Es cierto que en España hay muchas personas, hoy en día, que pasan hambre, que no tienen donde dormir y que carecen de recursos o de trabajo para satisfacer sus necesidades básicas. No hay que salir de nuestras ciudades para encontrar gente buscando en la basura, conocer individuos que no tienen techo y duermen en la calle, o familias enteras que no hallan trabajo y acusan entre sus miembros los zarpazos de la pobreza, la marginación y las desigualdades sociales. No soy tan ciego para negar que tenemos serios y graves problemas a los que hemos de enfrentarnos. Ni tampoco tan sectario para pensar que soportamos la peor de las maldiciones que sumen a nuestro país en la miseria. Entre un extremo y otro se ubica una realidad en la que todo lo que hagamos parecerá poco para abordar situaciones inconcebibles en un país rico y moderno como el nuestro.
Pero sin perder la perspectiva.
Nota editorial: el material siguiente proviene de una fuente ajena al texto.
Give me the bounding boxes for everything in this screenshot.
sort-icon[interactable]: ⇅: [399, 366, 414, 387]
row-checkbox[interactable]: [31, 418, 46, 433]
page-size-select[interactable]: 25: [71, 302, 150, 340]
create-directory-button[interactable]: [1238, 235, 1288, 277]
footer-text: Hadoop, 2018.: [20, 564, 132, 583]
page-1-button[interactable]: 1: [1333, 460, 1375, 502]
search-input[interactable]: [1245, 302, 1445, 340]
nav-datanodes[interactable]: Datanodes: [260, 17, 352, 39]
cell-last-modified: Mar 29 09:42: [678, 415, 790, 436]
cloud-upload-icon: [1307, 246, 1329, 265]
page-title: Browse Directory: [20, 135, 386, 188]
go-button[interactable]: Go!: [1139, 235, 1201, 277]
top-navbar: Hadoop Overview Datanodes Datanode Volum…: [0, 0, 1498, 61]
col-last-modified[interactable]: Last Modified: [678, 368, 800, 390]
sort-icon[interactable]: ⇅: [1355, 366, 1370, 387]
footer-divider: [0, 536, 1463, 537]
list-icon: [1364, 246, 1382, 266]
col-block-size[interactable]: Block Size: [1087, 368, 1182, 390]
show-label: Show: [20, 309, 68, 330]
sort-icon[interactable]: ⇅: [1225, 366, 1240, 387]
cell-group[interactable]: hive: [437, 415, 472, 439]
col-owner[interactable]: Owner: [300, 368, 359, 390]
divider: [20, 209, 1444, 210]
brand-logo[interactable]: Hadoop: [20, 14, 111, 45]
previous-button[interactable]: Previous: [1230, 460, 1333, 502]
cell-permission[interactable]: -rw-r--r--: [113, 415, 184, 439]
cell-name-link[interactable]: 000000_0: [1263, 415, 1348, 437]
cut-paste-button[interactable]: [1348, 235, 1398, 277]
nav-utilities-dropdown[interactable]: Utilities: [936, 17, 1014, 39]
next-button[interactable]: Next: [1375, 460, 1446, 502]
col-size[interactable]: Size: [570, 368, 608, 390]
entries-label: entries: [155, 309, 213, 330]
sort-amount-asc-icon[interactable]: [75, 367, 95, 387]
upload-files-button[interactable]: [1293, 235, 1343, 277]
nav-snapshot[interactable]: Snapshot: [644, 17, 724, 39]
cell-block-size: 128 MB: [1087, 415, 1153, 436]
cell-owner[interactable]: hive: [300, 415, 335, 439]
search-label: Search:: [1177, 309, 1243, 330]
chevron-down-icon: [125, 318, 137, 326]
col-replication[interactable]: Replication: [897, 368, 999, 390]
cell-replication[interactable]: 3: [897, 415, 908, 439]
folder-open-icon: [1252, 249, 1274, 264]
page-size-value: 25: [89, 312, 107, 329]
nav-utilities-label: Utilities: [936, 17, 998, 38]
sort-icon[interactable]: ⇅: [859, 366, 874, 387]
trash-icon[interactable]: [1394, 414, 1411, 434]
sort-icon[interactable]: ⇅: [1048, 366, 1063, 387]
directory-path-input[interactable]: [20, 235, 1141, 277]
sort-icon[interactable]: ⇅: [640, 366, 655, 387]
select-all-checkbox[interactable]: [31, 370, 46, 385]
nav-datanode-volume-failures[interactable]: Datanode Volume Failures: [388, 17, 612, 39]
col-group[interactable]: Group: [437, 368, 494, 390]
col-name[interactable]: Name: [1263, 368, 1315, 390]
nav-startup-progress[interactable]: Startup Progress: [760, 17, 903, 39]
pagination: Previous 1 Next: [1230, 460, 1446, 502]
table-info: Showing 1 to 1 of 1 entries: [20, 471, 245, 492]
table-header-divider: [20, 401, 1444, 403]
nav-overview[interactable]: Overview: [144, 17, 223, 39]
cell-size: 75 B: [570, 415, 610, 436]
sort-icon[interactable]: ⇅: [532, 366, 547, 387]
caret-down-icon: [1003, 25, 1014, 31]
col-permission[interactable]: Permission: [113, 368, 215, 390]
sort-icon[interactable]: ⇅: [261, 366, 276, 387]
Porque los niveles de pobreza en España, entendida ésta como la carencia de los bienes necesarios para subsistir, no son equiparables a los que contemplamos en los países subdesarrollados del Tercer Mundo. Cuando en los medios de comunicación, especialmente durante las campañas electorales, aparecen noticias acerca de que, por culpa de la crisis, muchos no pueden ir de vacaciones, tienen dificultades para hacer frente a los vencimientos de una hipoteca o viven a expensas de las aportaciones económicas de padres o abuelos, tendemos a considerar que ello obedece a un empobrecimiento que se extiende por amplias capas de la población. Comparados con el dispendio en épocas de economía boyante, los problemas que nos aquejan, a causa de unas medidas de austeridad que se ceban sobre los sectores de población más indefensos, tienden a ser considerados insoportables e injustos por cuanto nos conducen a un atraso en térmicos económicos y sociales. El mantenimiento de tales medidas de austeridad y limitación material puede acarrear la exclusión social y la marginación en quienes las sufren. Y hay que combatirlas con denuedo pero percibiendo con claridad a lo que nos enfrentamos.
Cuando la educación y la sanidad están garantizados universalmente, y gran parte de las necesidades en alimentación, vivienda, ropa, agua potable e higiene también están cubiertos con más o menos limitaciones, declararnos pobres responde a la actitud de quien sólo se mira el ombligo y desdeña lo que sucede a su alrededor. Comparados con los que de verdad carecen de los bienes necesarios para subsistir y no disponen de lo necesario para la supervivencia humana, como sucede en países cercanos geográficamente al nuestro y de los que huyen, jugándose la vida, esos refugiados que imploran nuestra ayuda, nuestros pobres resultan ser unos privilegiados movidos por el egoísmo o la ignorancia.